Powerful forces in our Congress, by sniping at military appropriations year after year, seem bent on destroying our national defense, the last obstacle we muster against our eventual submission to Soviet wishes.
A distinguished Air Force commander of World War II, Lieutenant-General Ira C. Eaker (ret), has well expressed the situation of our country as it confronts the Red Russian challenge:
“Russia and the United States have been eyeball to eyeball twice in little more than a decade. Both times the Soviets blinked (gave way) first. That earlier confrontation between the nuclear superpowers occurred in Cuba in 1962; the second in the Middle East in 1973.
“In the Cuban missile crisis, President Kennedy ordered Premier Khrushchev to remove the nuclear missiles he had impudently planted ninety miles from our shores, and the Russian dictator complied. He had no alternative, since the U.S. then possessed a 5 to 1 superiority in strategic nuclear power. Any war at that time would only involve general purpose forces....
“The result boiled down, then, to a clash of wills between two heads of state. Khrushchev had badly miscalculated the decisiveness and determination of the U.S. President. That error cost him his job.
“An analysis of the second eyeball-to-eyeball confrontation reveals some significant changes in the decisive factors. When Brezhnev and company served notice on President Nixon, in the third week of the Yom Kippur War, that Russia proposed to introduce combat forces into the Middle East, the decision was not so easy for Richard Nixon as it had been for John Kennedy.
“Since the Cuban humiliation, Russia had taken some decisive steps. Evidently assessing accurately the reasons for Khrushchev’s folly, Russia had in the meantime gained nuclear and naval parity. Soviet leaders also realized that the all-important logistic factors now favored them. With these advantages, why did Brezhnev, like Khrushchev, blink?
“He was not ready. The Kremlin had decided that a nation without clear superiority in nuclear forces should not chance the possibility of nuclear war. Another important factor was the will and determination of the heads of state.
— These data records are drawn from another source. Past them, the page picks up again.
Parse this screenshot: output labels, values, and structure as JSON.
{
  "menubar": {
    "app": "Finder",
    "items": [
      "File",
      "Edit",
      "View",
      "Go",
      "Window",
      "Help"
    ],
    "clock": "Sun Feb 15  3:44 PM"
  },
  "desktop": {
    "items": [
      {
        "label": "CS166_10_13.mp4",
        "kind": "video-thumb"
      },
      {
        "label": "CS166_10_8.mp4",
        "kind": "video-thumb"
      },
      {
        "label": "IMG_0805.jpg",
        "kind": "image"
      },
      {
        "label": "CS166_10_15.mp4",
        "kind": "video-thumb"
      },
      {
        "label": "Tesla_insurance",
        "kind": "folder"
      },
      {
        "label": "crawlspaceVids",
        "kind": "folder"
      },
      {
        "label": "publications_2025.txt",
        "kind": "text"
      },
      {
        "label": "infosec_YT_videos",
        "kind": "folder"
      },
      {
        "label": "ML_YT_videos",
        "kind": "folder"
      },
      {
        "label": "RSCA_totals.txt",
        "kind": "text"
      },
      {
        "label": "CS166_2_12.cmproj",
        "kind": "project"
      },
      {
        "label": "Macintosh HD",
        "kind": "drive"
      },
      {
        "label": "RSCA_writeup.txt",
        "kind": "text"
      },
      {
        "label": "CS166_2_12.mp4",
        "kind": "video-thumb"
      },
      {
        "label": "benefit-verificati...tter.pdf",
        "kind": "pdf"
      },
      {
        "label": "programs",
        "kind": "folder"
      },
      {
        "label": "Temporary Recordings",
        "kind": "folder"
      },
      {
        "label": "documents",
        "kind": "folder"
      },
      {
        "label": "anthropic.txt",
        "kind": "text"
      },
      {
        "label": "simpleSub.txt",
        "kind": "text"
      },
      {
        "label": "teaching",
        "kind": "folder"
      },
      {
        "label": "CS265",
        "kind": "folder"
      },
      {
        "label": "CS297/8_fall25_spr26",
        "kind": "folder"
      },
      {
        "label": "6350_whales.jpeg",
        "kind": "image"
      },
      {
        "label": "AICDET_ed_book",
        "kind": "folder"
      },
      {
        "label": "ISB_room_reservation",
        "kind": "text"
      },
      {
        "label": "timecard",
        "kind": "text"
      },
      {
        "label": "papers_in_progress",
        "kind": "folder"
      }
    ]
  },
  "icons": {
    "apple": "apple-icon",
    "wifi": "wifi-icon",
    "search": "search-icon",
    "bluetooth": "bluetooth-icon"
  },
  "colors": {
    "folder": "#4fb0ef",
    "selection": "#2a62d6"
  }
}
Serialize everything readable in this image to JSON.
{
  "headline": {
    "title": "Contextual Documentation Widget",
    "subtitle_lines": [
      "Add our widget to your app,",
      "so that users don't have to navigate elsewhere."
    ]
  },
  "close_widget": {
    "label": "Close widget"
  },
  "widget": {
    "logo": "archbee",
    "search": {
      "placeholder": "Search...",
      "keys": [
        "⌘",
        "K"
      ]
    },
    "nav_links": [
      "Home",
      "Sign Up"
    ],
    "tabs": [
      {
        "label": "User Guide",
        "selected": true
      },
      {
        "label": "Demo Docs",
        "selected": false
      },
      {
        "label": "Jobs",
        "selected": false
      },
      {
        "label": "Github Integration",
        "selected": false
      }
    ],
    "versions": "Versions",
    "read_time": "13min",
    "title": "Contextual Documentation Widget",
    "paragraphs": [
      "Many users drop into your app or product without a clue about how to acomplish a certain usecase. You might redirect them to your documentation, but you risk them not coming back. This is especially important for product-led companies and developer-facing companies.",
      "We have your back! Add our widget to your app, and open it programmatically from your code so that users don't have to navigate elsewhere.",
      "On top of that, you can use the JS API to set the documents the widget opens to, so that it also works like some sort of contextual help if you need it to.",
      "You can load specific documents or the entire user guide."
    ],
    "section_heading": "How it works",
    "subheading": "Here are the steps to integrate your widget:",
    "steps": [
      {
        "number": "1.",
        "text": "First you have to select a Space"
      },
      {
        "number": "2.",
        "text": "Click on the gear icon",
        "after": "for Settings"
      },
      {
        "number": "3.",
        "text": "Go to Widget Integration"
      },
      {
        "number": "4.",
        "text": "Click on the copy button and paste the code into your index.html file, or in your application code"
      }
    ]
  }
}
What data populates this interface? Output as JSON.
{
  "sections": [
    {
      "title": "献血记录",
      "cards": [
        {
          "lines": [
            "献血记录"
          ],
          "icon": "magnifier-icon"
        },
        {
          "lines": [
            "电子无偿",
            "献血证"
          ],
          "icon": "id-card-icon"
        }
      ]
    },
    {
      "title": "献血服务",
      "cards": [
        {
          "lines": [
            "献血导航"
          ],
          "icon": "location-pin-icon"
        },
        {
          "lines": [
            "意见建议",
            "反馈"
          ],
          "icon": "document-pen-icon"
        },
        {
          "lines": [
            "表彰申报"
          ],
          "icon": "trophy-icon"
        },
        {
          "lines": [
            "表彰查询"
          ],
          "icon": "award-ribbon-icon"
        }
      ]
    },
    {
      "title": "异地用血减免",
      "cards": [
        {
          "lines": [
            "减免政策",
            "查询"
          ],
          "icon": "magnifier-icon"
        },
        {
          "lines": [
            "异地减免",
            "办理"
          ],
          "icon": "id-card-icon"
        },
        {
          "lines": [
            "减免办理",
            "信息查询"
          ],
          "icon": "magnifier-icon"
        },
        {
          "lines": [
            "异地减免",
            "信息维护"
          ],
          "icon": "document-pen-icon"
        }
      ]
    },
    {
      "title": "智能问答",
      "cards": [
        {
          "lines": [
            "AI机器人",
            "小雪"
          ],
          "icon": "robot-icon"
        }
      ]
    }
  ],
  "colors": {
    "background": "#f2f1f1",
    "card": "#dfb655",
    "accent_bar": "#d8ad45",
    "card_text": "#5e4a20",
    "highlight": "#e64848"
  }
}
Unlike Khrushchev, Brezhnev did not misjudge the qualities of the then U.S. President. He also reckoned that there would soon be a more favorable time.
“While devoting her major effort to nuclear and naval forces in the last decade, Russia has been experimenting extensively with air and space weapons. She is now ready to deploy advanced systems in both areas. Well before 1980, the Soviet Union can have clear superiority in air and space.
“There is one other factor which may well be decisive - the euphoria of detente in the United States. All the present evidence suggests that neither the people nor Congress realize the peril in allowing Russia to gain preponderant military capability. If Russia can delay U.S. rearmaments by dangling the hope of SALT II and mutually balanced force reductions she will have decisive superiority on land and sea, and in air and space, both nuclear and conventional.